By 2020, the Countryside will transform Northeast Ohio into a region of thriving community-based farming and food entrepreneurs 

Countryside has indeed played a significant role in the revitalization of our local food system. He went on:  

Taking local community-based food systems “to scale” in Northeast Ohio – say 20%-30% of total consumption – will be a two or three decade process. It will require rebuilding (and thoroughly modernizing) the farming and food system knowledge base, culture, skills, and infrastructure which have virtually disappeared over the past half century.

 

By 2020, the process will be dramatically underway. Home and school gardens will be flourishing. Hundreds of new, small farming/gardening businesses will have sprung up in virtually every county across the region. Neighborhood CSA’s and farmers’ markets will be commonplace in most urban and suburban subdivisions. Local produce, dairy, eggs, and meat will be on the menu or the shelves of nearly all restaurants and grocery stores. Tens of thousands of new full and part-time jobs be strengthening the region’s economy – and will be transforming its quality-of-life. A broad new commitment to stewardship of the land resources on which this all depends will have become part of popular culture.  

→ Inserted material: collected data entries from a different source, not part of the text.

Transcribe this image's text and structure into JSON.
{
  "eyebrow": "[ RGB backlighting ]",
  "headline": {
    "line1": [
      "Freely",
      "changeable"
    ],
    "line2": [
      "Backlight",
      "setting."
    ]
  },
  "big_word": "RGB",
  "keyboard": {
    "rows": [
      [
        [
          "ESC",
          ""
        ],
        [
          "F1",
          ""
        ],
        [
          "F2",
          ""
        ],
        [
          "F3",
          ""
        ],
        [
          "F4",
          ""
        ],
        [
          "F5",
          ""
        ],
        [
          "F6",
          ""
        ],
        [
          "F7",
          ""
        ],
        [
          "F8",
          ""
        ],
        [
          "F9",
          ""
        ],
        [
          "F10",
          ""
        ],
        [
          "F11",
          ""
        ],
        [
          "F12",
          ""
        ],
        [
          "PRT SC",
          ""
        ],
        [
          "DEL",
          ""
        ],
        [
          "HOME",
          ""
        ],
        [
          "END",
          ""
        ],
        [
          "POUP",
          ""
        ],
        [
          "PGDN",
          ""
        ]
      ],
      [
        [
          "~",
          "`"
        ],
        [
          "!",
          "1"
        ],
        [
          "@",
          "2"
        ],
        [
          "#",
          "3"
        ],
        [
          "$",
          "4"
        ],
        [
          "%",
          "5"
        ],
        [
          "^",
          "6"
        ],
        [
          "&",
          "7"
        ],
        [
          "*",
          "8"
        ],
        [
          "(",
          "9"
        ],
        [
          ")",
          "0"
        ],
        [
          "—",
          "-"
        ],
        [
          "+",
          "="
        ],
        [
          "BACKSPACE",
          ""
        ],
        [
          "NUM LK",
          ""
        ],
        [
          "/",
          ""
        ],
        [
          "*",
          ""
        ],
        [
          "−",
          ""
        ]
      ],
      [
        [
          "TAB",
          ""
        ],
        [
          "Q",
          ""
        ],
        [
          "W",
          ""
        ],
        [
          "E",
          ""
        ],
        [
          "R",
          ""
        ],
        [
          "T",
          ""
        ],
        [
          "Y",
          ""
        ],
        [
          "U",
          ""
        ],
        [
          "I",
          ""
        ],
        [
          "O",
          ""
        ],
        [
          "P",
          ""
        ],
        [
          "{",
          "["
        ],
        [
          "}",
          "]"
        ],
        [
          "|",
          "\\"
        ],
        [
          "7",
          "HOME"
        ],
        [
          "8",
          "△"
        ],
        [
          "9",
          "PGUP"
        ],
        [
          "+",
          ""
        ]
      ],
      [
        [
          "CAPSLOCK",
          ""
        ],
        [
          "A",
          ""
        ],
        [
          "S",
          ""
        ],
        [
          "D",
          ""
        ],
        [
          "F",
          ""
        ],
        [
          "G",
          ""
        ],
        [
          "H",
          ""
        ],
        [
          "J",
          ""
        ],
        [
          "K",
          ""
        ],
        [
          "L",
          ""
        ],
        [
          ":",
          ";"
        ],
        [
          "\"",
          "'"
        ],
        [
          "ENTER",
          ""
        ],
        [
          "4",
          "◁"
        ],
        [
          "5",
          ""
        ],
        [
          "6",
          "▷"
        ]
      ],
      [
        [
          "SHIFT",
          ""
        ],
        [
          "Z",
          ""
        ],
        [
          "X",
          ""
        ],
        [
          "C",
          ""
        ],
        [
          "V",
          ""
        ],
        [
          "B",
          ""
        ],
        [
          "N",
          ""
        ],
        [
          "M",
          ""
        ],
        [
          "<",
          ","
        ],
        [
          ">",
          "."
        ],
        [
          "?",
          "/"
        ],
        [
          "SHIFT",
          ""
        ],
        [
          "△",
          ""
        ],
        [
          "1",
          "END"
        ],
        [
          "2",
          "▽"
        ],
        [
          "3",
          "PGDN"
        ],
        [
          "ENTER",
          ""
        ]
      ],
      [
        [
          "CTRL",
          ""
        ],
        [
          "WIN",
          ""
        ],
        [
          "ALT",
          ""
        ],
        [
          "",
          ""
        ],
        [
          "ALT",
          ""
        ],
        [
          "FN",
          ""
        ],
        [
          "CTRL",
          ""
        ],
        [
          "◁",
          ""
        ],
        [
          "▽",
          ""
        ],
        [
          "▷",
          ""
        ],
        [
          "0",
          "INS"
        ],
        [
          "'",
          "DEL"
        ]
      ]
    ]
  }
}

Today, these things are nearly commonplace and continue to grow, and hardly seem prophetic. Yet, his words came in the infancy of Northeast Ohio’s local food movement. He was a visionary. He could sense the groundswell and believed. Countryside, hand in hand with many other amazing farm and food leaders, helped to bring this vision to life. But the work is far from complete. 

Over the next several months, I will share with you some of the important work that still must be done to build a truly resilient food system. Together, we need to keep these 3 issues in the forefront: Farmland preservation and accessEquity and justice in food and farming; and Growing the next generation of farmers. 

Meanwhile, let’s keep supporting Ohio farmers. Join a CSA, stop at your favorite farm stand or farmers’ market and buy local when you can. Summer’s delicious bounty reminds us how necessary farmers are.